Shape-selective sieving layers on an oxide catalyst surface

• Published in: Nature chemistry Vol. 4; no. 12; pp. 1030 - 1036
• Main Authors: Canlas, Christian P, Lu, Junling, Ray, Natalie A, Grosso-Giordano, Nicolas A, Lee, Sungsik, Elam, Jeffrey W, Winans, Randall E, Van Duyne, Richard P, Stair, Peter C, Notestein, Justin M
• Format: Journal Article
• Language: English
• Published: England Nature Publishing Group 01.12.2012
• Subjects: Aluminum Oxide - chemistry; Catalysis; Chemistry; Emissions control; Microscopy, Electron, Transmission; Models, Molecular; Nanotechnology; Oxides - chemistry; Photochemistry; Pores; Porosity; Porous materials; Stereoisomerism; Surface Properties; Titanium - chemistry; Titanium dioxide; Zeolites; United States > US; Illinois
• ISSN: 1755-4330; 1755-4349
• DOI: 10.1038/nchem.1477

New porous materials such as zeolites, metal-organic frameworks and mesostructured oxides are of immense practical utility for gas storage, separations and heterogeneous catalysis.
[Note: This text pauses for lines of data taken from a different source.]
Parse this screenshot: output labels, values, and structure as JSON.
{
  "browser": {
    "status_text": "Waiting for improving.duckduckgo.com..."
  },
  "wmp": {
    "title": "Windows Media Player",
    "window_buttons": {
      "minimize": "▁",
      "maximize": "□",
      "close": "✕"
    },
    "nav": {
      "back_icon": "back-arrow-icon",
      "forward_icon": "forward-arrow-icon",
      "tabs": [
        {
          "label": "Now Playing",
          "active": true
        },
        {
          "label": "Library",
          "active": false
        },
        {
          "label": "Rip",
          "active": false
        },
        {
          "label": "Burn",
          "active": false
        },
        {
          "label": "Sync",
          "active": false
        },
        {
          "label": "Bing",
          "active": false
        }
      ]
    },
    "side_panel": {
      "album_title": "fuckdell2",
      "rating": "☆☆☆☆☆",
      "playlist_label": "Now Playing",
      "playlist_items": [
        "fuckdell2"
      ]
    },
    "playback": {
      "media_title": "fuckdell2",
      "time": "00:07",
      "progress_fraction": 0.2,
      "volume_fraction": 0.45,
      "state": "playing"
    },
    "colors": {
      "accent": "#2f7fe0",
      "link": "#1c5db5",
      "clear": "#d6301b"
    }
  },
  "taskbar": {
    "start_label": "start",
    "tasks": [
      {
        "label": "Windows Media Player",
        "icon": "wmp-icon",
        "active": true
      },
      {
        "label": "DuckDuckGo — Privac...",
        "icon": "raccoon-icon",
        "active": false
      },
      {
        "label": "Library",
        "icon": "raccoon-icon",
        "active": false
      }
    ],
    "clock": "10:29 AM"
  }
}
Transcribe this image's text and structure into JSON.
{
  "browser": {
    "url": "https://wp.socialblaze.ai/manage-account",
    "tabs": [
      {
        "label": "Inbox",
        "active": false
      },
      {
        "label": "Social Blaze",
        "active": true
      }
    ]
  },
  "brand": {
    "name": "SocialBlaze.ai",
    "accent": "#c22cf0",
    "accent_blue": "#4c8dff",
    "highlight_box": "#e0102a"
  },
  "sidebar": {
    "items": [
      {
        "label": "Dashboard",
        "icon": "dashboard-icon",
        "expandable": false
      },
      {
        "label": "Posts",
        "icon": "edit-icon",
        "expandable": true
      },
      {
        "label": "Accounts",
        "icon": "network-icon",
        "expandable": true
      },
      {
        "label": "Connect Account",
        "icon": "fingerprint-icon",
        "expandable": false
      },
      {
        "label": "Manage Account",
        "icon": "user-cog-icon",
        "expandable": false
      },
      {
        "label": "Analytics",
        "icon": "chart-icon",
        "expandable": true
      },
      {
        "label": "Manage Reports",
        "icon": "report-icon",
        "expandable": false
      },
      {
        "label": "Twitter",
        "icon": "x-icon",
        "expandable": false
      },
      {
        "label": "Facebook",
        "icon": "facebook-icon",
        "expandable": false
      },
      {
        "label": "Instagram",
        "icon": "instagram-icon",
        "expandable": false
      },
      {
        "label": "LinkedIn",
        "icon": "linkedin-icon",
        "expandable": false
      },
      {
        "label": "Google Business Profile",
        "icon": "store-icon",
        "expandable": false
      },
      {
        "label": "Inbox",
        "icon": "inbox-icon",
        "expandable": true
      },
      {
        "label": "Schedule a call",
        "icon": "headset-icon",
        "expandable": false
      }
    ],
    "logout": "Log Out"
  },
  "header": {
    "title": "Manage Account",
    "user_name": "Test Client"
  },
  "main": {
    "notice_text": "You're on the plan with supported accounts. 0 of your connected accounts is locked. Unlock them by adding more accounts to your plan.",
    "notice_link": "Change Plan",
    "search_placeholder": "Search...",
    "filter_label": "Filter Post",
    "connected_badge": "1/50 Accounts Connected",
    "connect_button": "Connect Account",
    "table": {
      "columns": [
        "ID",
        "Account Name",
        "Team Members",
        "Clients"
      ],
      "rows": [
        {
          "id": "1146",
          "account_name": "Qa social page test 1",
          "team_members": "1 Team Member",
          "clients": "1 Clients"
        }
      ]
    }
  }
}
Their extended pore structures enable selective uptake of molecules or can modify the product selectivity (regioselectivity or enantioselectivity) of catalyst sites contained within. However, diffusion within pores can be problematic for biomass and fine chemicals, and not all catalyst classes can be readily synthesized with pores of the correct dimensions. Here, we present a novel approach that adds reactant selectivity to existing, non-porous oxide catalysts by first grafting the catalyst particles with single-molecule sacrificial templates, then partially overcoating the catalyst with a second oxide through atomic layer deposition. This technique is used to create sieving layers of Al(2)O(3) (thickness, 0.4-0.7 nm) with 'nanocavities' (<2 nm in diameter) on a TiO(2) photocatalyst. The additional layers result in selectivity (up to 9:1) towards less hindered reactants in otherwise unselective, competitive photocatalytic oxidations and transfer hydrogenations.